Yüzünü bana dönüp "Görüşmeyeli nasılsın kızım?" dedi. O an şok olmuştum. Böyle bir şeyi hiç beklemiyordum. "Sen? Nasıl olur? Daha on beş yıl olmadı. Nasıl hapisten çıktın?" "Beni çok hafife almışsın kızım! Biraz para çıkmama yardım etti." Nasıl oluyordu bu? Bu kadar kolay mıydı yani? Resmen hapisten kaçmıştı. "Mutlu olmadın mı yoksa kızım?" Bana kızım demesine sinir olmuştum. "Sakın bana kızım deme! Ben senin kızın değilim!" "Neden öyle diyorsun ama kızım." Sinirlenmiştim gerçekten. Beni sinir etmek için diyordu zaten. O gün aklıma gelmişti. Annemi öldürdüğü gün... "Hangi elinle öldürmüştün annemi. Hangi elinle bıçaklamıştın!? Buldum, sol eline." Deyip sol kolunu kırdım. "Aaaahhh ne yaptığını sanıyorsun sen?!" "Eğer bir daha kızım dersen bu sefer kafana sıkarım! Burada beni nasıl buldun bilmiyorum ama bir daha gelirsen eğer seni öldürürüm! Ama anneme yaptığın gibi kolay değil daha zor ,daha acı çekerek bir ölümle!" "Hatırlıyor musun o günde böyle atarla konuşuyordun. Lakin gördün mü yanan, kaybeden hep sen oluyorsun." Beni sinir etmeye devam ediyordu. "Kes sesini!" deyip yumruk atıyordum. Hiç durmadan atıp yere düşürdüm. Kendimi sakinleştirip "Bir kelime daha et sıkıyorsa. İşte o zaman öldürürüm seni!" Arkamdan beni kurtaran adam gelip "Sakin ol!" "Karışma sen!" "Ne olduğunu bile anlamadan, yargısız infaz yapıyorsun!" "Ne olduğunu bilmeden konuşuyorsun!" "Kızım diyor sana. Baban olan adama neden vuruyorsun!" Fazlası ile sinirliydim. Hiçbir şey bilmeden konuşuyordu. "O adam benim babam değil! Şunu anla! Karışma sakın!" Deyip oturmaya gidecekken "Öyle deme ama. Ben senin babanım. Ne kadar inkar edersen et!" Yine vurmaya gidecekken beni tutup "Sakin ol artık! Belli ki seni kızdırmaya çalışıyor!" Doğru söylüyordu. Hak vermiştim. Sakinleşip düşünüyordum. O adamı geri içeri sokturacaktım. "Seni geri, geldiğin yere yollayacağım! Aslan telefonu getir oğlum!" Derken beni kurtaran adam araya girip "Aslan dur. Ben halledeyim izin ver." Anlamıyordum, kimdi ki o bana yardım edecekti? "Konuyu bile bilmiyorsun. Karışma lütfen." Deyip Aslan'a bakmam yetti. Hızlıca telefonu getirdi. "Aferin oğlum." deyip telefonu elime almıştım. Hemen polisi aradım. Her şeyi anlatmıştım. Gelip onu alacaklardı buradan...

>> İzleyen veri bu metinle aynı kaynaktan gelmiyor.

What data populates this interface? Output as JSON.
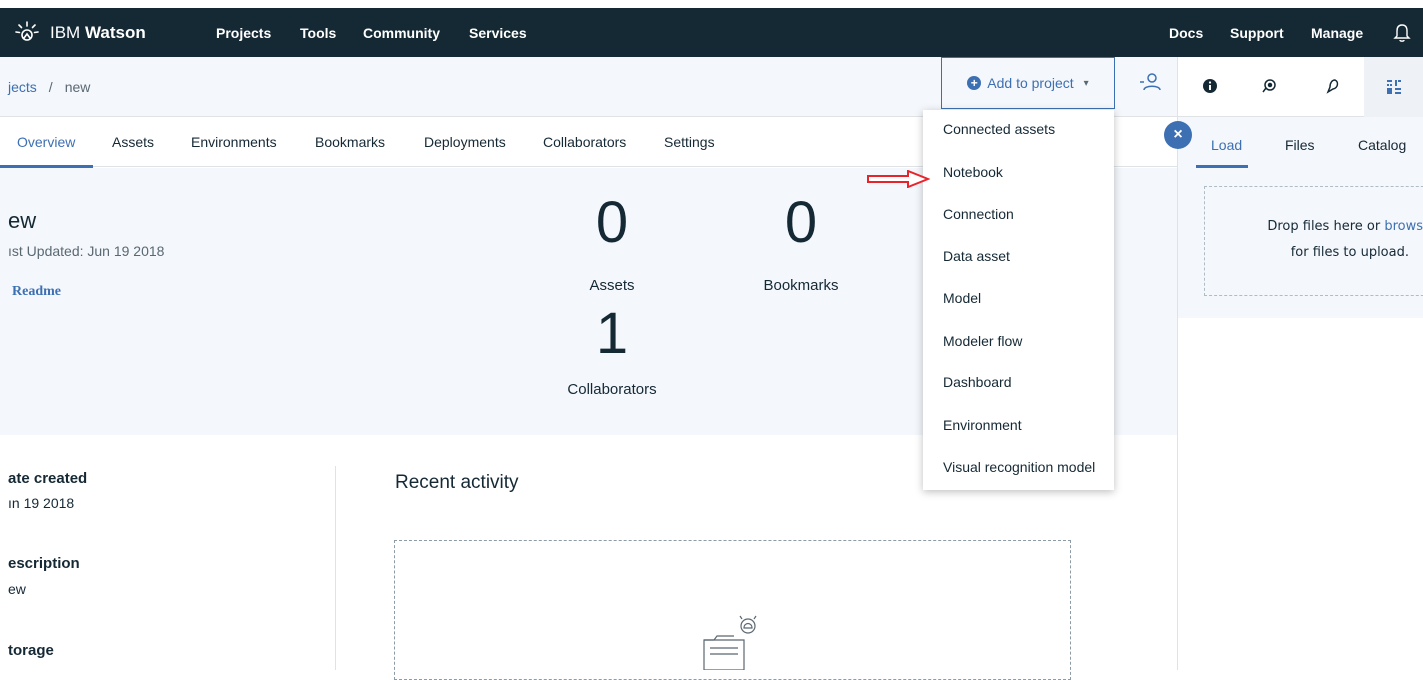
{
  "topbar": {
    "brand_light": "IBM",
    "brand_bold": "Watson",
    "nav": [
      "Projects",
      "Tools",
      "Community",
      "Services"
    ],
    "right_nav": [
      "Docs",
      "Support",
      "Manage"
    ]
  },
  "breadcrumb": {
    "parent": "jects",
    "separator": "/",
    "current": "new"
  },
  "add_button": {
    "label": "Add to project"
  },
  "tabs": [
    "Overview",
    "Assets",
    "Environments",
    "Bookmarks",
    "Deployments",
    "Collaborators",
    "Settings"
  ],
  "overview": {
    "name": "ew",
    "updated": "ıst Updated: Jun 19 2018",
    "readme": "Readme",
    "stats": [
      {
        "value": "0",
        "label": "Assets"
      },
      {
        "value": "0",
        "label": "Bookmarks"
      },
      {
        "value": "1",
        "label": "Collaborators"
      }
    ]
  },
  "meta": {
    "date_label": "ate created",
    "date_value": "ın 19 2018",
    "description_label": "escription",
    "description_value": "ew",
    "storage_label": "torage"
  },
  "recent_activity": {
    "title": "Recent activity"
  },
  "dropdown": {
    "items": [
      "Connected assets",
      "Notebook",
      "Connection",
      "Data asset",
      "Model",
      "Modeler flow",
      "Dashboard",
      "Environment",
      "Visual recognition model"
    ]
  },
  "right_panel": {
    "tabs": [
      "Load",
      "Files",
      "Catalog"
    ],
    "drop_text_1": "Drop files here or",
    "drop_link": "browse",
    "drop_text_2": "for files to upload."
  },
  "colors": {
    "topbar": "#152935",
    "accent": "#3d70b2",
    "arrow": "#e8232a"
  }
}
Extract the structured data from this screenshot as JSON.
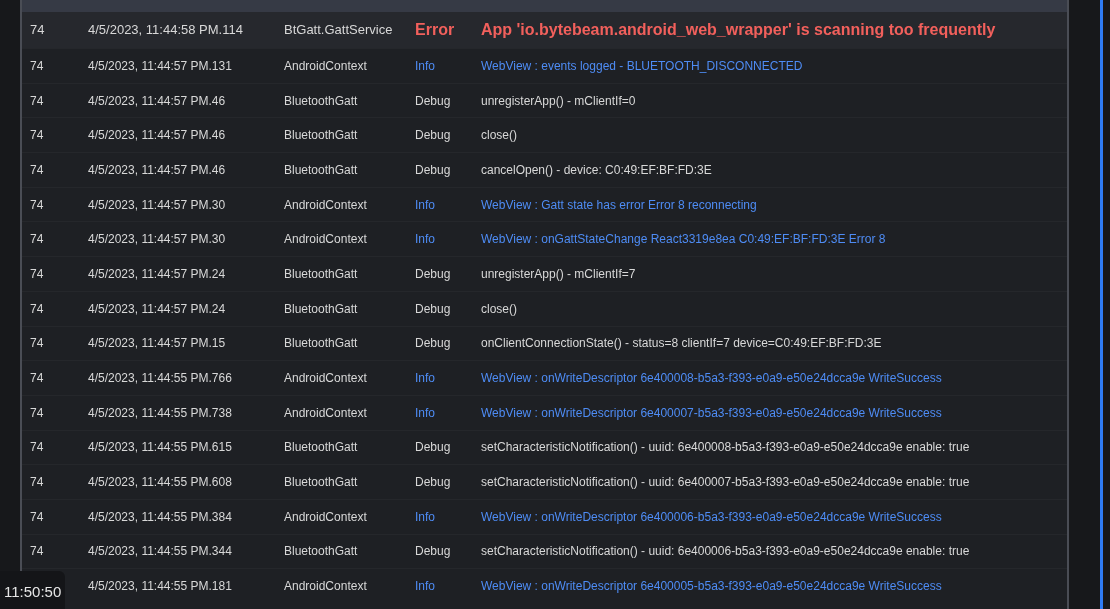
{
  "log_rows": [
    {
      "kind": "error",
      "id": "74",
      "timestamp": "4/5/2023, 11:44:58 PM.114",
      "tag": "BtGatt.GattService",
      "level": "Error",
      "message": "App 'io.bytebeam.android_web_wrapper' is scanning too frequently"
    },
    {
      "kind": "info",
      "id": "74",
      "timestamp": "4/5/2023, 11:44:57 PM.131",
      "tag": "AndroidContext",
      "level": "Info",
      "message": "WebView : events logged - BLUETOOTH_DISCONNECTED"
    },
    {
      "kind": "debug",
      "id": "74",
      "timestamp": "4/5/2023, 11:44:57 PM.46",
      "tag": "BluetoothGatt",
      "level": "Debug",
      "message": "unregisterApp() - mClientIf=0"
    },
    {
      "kind": "debug",
      "id": "74",
      "timestamp": "4/5/2023, 11:44:57 PM.46",
      "tag": "BluetoothGatt",
      "level": "Debug",
      "message": "close()"
    },
    {
      "kind": "debug",
      "id": "74",
      "timestamp": "4/5/2023, 11:44:57 PM.46",
      "tag": "BluetoothGatt",
      "level": "Debug",
      "message": "cancelOpen() - device: C0:49:EF:BF:FD:3E"
    },
    {
      "kind": "info",
      "id": "74",
      "timestamp": "4/5/2023, 11:44:57 PM.30",
      "tag": "AndroidContext",
      "level": "Info",
      "message": "WebView : Gatt state has error Error 8 reconnecting"
    },
    {
      "kind": "info",
      "id": "74",
      "timestamp": "4/5/2023, 11:44:57 PM.30",
      "tag": "AndroidContext",
      "level": "Info",
      "message": "WebView : onGattStateChange React3319e8ea C0:49:EF:BF:FD:3E Error 8"
    },
    {
      "kind": "debug",
      "id": "74",
      "timestamp": "4/5/2023, 11:44:57 PM.24",
      "tag": "BluetoothGatt",
      "level": "Debug",
      "message": "unregisterApp() - mClientIf=7"
    },
    {
      "kind": "debug",
      "id": "74",
      "timestamp": "4/5/2023, 11:44:57 PM.24",
      "tag": "BluetoothGatt",
      "level": "Debug",
      "message": "close()"
    },
    {
      "kind": "debug",
      "id": "74",
      "timestamp": "4/5/2023, 11:44:57 PM.15",
      "tag": "BluetoothGatt",
      "level": "Debug",
      "message": "onClientConnectionState() - status=8 clientIf=7 device=C0:49:EF:BF:FD:3E"
    },
    {
      "kind": "info",
      "id": "74",
      "timestamp": "4/5/2023, 11:44:55 PM.766",
      "tag": "AndroidContext",
      "level": "Info",
      "message": "WebView : onWriteDescriptor 6e400008-b5a3-f393-e0a9-e50e24dcca9e WriteSuccess"
    },
    {
      "kind": "info",
      "id": "74",
      "timestamp": "4/5/2023, 11:44:55 PM.738",
      "tag": "AndroidContext",
      "level": "Info",
      "message": "WebView : onWriteDescriptor 6e400007-b5a3-f393-e0a9-e50e24dcca9e WriteSuccess"
    },
    {
      "kind": "debug",
      "id": "74",
      "timestamp": "4/5/2023, 11:44:55 PM.615",
      "tag": "BluetoothGatt",
      "level": "Debug",
      "message": "setCharacteristicNotification() - uuid: 6e400008-b5a3-f393-e0a9-e50e24dcca9e enable: true"
    },
    {
      "kind": "debug",
      "id": "74",
      "timestamp": "4/5/2023, 11:44:55 PM.608",
      "tag": "BluetoothGatt",
      "level": "Debug",
      "message": "setCharacteristicNotification() - uuid: 6e400007-b5a3-f393-e0a9-e50e24dcca9e enable: true"
    },
    {
      "kind": "info",
      "id": "74",
      "timestamp": "4/5/2023, 11:44:55 PM.384",
      "tag": "AndroidContext",
      "level": "Info",
      "message": "WebView : onWriteDescriptor 6e400006-b5a3-f393-e0a9-e50e24dcca9e WriteSuccess"
    },
    {
      "kind": "debug",
      "id": "74",
      "timestamp": "4/5/2023, 11:44:55 PM.344",
      "tag": "BluetoothGatt",
      "level": "Debug",
      "message": "setCharacteristicNotification() - uuid: 6e400006-b5a3-f393-e0a9-e50e24dcca9e enable: true"
    },
    {
      "kind": "info",
      "timestamp": "4/5/2023, 11:44:55 PM.181",
      "tag": "AndroidContext",
      "level": "Info",
      "message": "WebView : onWriteDescriptor 6e400005-b5a3-f393-e0a9-e50e24dcca9e WriteSuccess"
    }
  ],
  "clock": "11:50:50"
}
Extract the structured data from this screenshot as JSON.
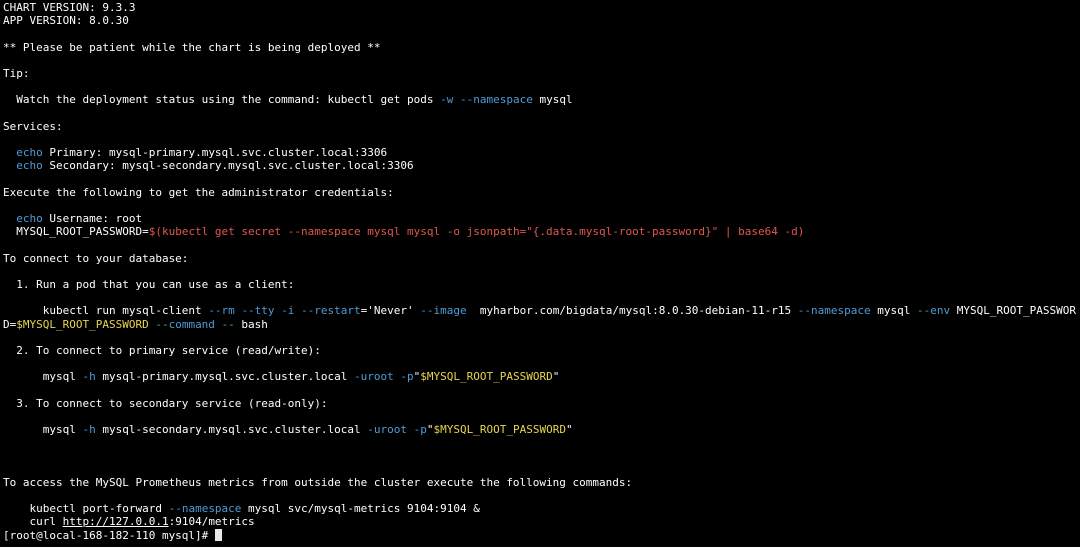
{
  "terminal": {
    "chart_version": "CHART VERSION: 9.3.3",
    "app_version": "APP VERSION: 8.0.30",
    "patience": "** Please be patient while the chart is being deployed **",
    "tip": "Tip:",
    "watch": {
      "prefix": "  Watch the deployment status using the command: kubectl get pods ",
      "flag_w": "-w",
      "space": " ",
      "flag_ns": "--namespace",
      "suffix": " mysql"
    },
    "services_header": "Services:",
    "svc_primary": {
      "echo": "  echo",
      "text": " Primary: mysql-primary.mysql.svc.cluster.local:3306"
    },
    "svc_secondary": {
      "echo": "  echo",
      "text": " Secondary: mysql-secondary.mysql.svc.cluster.local:3306"
    },
    "creds_header": "Execute the following to get the administrator credentials:",
    "username": {
      "echo": "  echo",
      "text": " Username: root"
    },
    "root_pw": {
      "var": "  MYSQL_ROOT_PASSWORD=",
      "cmd": "$(kubectl get secret --namespace mysql mysql -o jsonpath=\"{.data.mysql-root-password}\" | base64 -d)"
    },
    "connect_header": "To connect to your database:",
    "step1": "  1. Run a pod that you can use as a client:",
    "run_line1": {
      "a": "      kubectl run mysql-client ",
      "rm": "--rm",
      "sp1": " ",
      "tty": "--tty",
      "sp2": " ",
      "i": "-i",
      "sp3": " ",
      "restart": "--restart",
      "restart_val": "='Never' ",
      "image": "--image",
      "image_val": "  myharbor.com/bigdata/mysql:8.0.30-debian-11-r15 ",
      "ns": "--namespace",
      "ns_val": " mysql ",
      "env": "--env",
      "env_val": " MYSQL_ROOT_PASSWOR"
    },
    "run_line2": {
      "a": "D=",
      "var": "$MYSQL_ROOT_PASSWORD",
      "sp": " ",
      "command": "--command",
      "sp2": " ",
      "dd": "--",
      "rest": " bash"
    },
    "step2": "  2. To connect to primary service (read/write):",
    "mysql_primary": {
      "a": "      mysql ",
      "h": "-h",
      "host": " mysql-primary.mysql.svc.cluster.local ",
      "u": "-uroot",
      "sp": " ",
      "p": "-p",
      "q1": "\"",
      "var": "$MYSQL_ROOT_PASSWORD",
      "q2": "\""
    },
    "step3": "  3. To connect to secondary service (read-only):",
    "mysql_secondary": {
      "a": "      mysql ",
      "h": "-h",
      "host": " mysql-secondary.mysql.svc.cluster.local ",
      "u": "-uroot",
      "sp": " ",
      "p": "-p",
      "q1": "\"",
      "var": "$MYSQL_ROOT_PASSWORD",
      "q2": "\""
    },
    "metrics_header": "To access the MySQL Prometheus metrics from outside the cluster execute the following commands:",
    "port_forward": {
      "a": "    kubectl port-forward ",
      "ns": "--namespace",
      "rest": " mysql svc/mysql-metrics 9104:9104 &"
    },
    "curl": {
      "a": "    curl ",
      "url": "http://127.0.0.1",
      "rest": ":9104/metrics"
    },
    "prompt": "[root@local-168-182-110 mysql]# "
  },
  "colors": {
    "background": "#000000",
    "text": "#ffffff",
    "flag_blue": "#4f9bd6",
    "command_red": "#e0574f",
    "variable_yellow": "#e8d44d"
  }
}
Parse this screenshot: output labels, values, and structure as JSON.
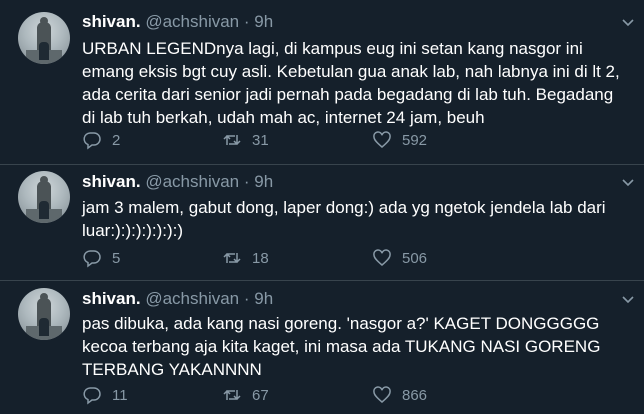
{
  "tweets": [
    {
      "name": "shivan.",
      "handle": "@achshivan",
      "separator": "·",
      "time": "9h",
      "text": "URBAN LEGENDnya lagi, di kampus eug ini setan kang nasgor ini emang eksis bgt cuy asli. Kebetulan gua anak lab, nah labnya ini di lt 2, ada cerita dari senior jadi pernah pada begadang di lab tuh. Begadang di lab tuh berkah, udah mah ac, internet 24 jam, beuh",
      "replies": "2",
      "retweets": "31",
      "likes": "592"
    },
    {
      "name": "shivan.",
      "handle": "@achshivan",
      "separator": "·",
      "time": "9h",
      "text": "jam 3 malem, gabut dong, laper dong:) ada yg ngetok jendela lab dari luar:):):):):):):)",
      "replies": "5",
      "retweets": "18",
      "likes": "506"
    },
    {
      "name": "shivan.",
      "handle": "@achshivan",
      "separator": "·",
      "time": "9h",
      "text": "pas dibuka, ada kang nasi goreng. 'nasgor a?' KAGET DONGGGGG kecoa terbang aja kita kaget, ini masa ada TUKANG NASI GORENG TERBANG YAKANNNN",
      "replies": "11",
      "retweets": "67",
      "likes": "866"
    }
  ],
  "icons": {
    "reply": "reply-icon",
    "retweet": "retweet-icon",
    "like": "heart-icon",
    "menu": "chevron-down-icon"
  },
  "colors": {
    "background": "#15202b",
    "secondary_text": "#8899a6",
    "divider": "#38444d"
  }
}
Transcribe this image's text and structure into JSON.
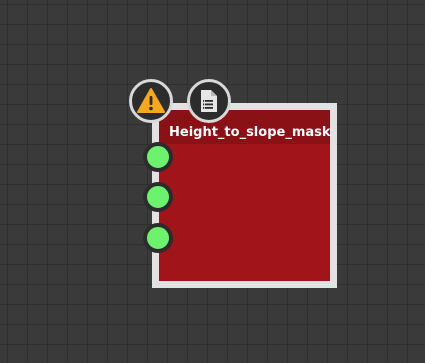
{
  "node": {
    "title": "Height_to_slope_mask",
    "ports": [
      {
        "state": "connected"
      },
      {
        "state": "connected"
      },
      {
        "state": "connected"
      }
    ]
  },
  "badges": [
    {
      "icon": "warning-icon"
    },
    {
      "icon": "document-icon"
    }
  ],
  "colors": {
    "canvas": "#3a3a3a",
    "node_frame": "#e2e2e2",
    "node_body": "#a11419",
    "port": "#6cf26c",
    "warning": "#f4a81d"
  }
}
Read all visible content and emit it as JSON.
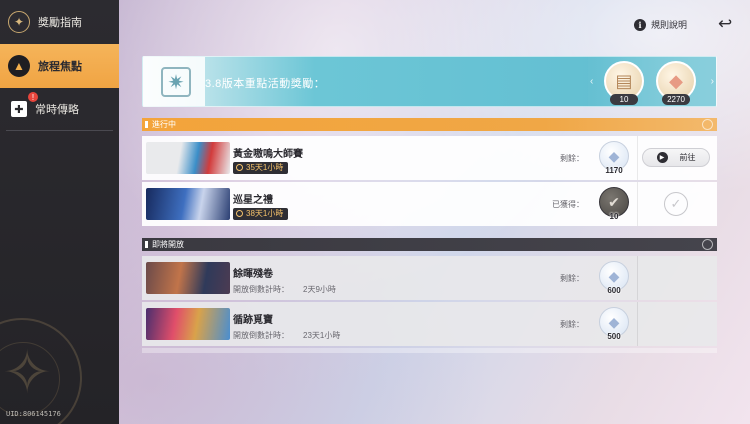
{
  "sidebar": {
    "items": [
      {
        "label": "獎勵指南",
        "icon": "compass-star-icon"
      },
      {
        "label": "旅程焦點",
        "icon": "hat-icon"
      },
      {
        "label": "常時傳略",
        "icon": "plus-square-icon",
        "badge": "!"
      }
    ],
    "uid": "UID:806145176"
  },
  "header": {
    "rules_label": "規則說明",
    "info_icon": "i",
    "back_icon": "↩"
  },
  "banner": {
    "title": "3.8版本重點活動獎勵：",
    "rewards": [
      {
        "icon": "ticket-bundle-icon",
        "count": "10"
      },
      {
        "icon": "crystal-icon",
        "count": "2270"
      }
    ]
  },
  "sections": {
    "ongoing": {
      "title": "進行中",
      "rows": [
        {
          "title": "黃金嗷嗚大師賽",
          "timer": "35天1小時",
          "status_label": "剩餘：",
          "reward_count": "1170",
          "action": "前往",
          "thumb_colors": [
            "#e9eaec",
            "#3a8ec8",
            "#d23b3b"
          ]
        },
        {
          "title": "巡星之禮",
          "timer": "38天1小時",
          "status_label": "已獲得：",
          "reward_count": "10",
          "action": "done",
          "thumb_colors": [
            "#172a5e",
            "#3e6fc0",
            "#c9d4ec"
          ]
        }
      ]
    },
    "upcoming": {
      "title": "即將開放",
      "rows": [
        {
          "title": "餘暉殘卷",
          "countdown_label": "開放倒數計時：",
          "countdown": "2天9小時",
          "status_label": "剩餘：",
          "reward_count": "600",
          "thumb_colors": [
            "#6b4a4a",
            "#c1744a",
            "#2f3a5a"
          ]
        },
        {
          "title": "循跡覓寶",
          "countdown_label": "開放倒數計時：",
          "countdown": "23天1小時",
          "status_label": "剩餘：",
          "reward_count": "500",
          "thumb_colors": [
            "#4a2e6e",
            "#d9a24a",
            "#e04e6a"
          ]
        }
      ]
    }
  },
  "colors": {
    "accent_orange": "#f3a43b",
    "sidebar_bg": "#2c2b30",
    "banner_teal": "#63bfd2",
    "timer_gold": "#f5c26a"
  }
}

Polisleri bekliyorken oturdum. Tabii gözümüz halende onların üstlerindeydi. O adam da benim yanımda, bana yardım ediyordu halende. Babam olacak o adam ise konuşup beni sinirlendiriyordu. "İyi bir karar vermedin kızım!" Bana her 'Kızım' dediğinde kötü oluyordum. Sinirlerimi yatıştıramıyordum işte. Hemen kalkıp silahı başına dayadım. "Ben sana bana kızım dersen sıkarım demedim mi? Sus kapa çeneni!" Demiştim öfkeli bir şekilde. "O günü hatırlıyor muzun? Gerçi o günün hatırası olarak elinde iz olması lazım. Doğru ya sen o eline nasıl bakıyorsun?" Elime baktım, o iz gerçekten bana o günü hatırlatıyordu. Resmen beni sinir etmek için elinden geleni yapıyordu. "Defneyi öldürdüğüm gibi seni de öldüreceğim kızım! Aynı bıçakla hem de!" Deyince iyice öfkelenmiştim. Onu öldürecektim. Dünyadan bir kötü adam daha eksilecekti. Ama o izin vermedi. Beni kurtaran adam önüme geçip "Dur! Seni sinir etmek için elinden geleni yapıyor! Dinleme sen onu. Eğer sen onu öldürürsen suçlu biz oluruz..." demişti. Haklıydı da. Kendimi sakinleştirip oturdum. Böyle yapmak zorundaydım.
Polisler gelmişti. Götürüp hapse atacaklardı. Ben de biraz olsun rahat edecektim. Hızlıca alıp gittiler. Bizde ifademizi verdik. Bu işte bitmişti. Bütün her şey bitmişti. Artık güvendeydim. Silahımı bırakıp yere oturdum. Ellerimi dizlerimin üstüne koyup düşünüyordum. O gün aklıma gelmişti. Onun dedikleri aklımdan çıkmıyordu. Gözlerimin önünde, annemi öldürdüğü zaman. Elimdeki ize baktım gerçekten bana hep o günü hatırlatıyordu. Acı dolu o gün...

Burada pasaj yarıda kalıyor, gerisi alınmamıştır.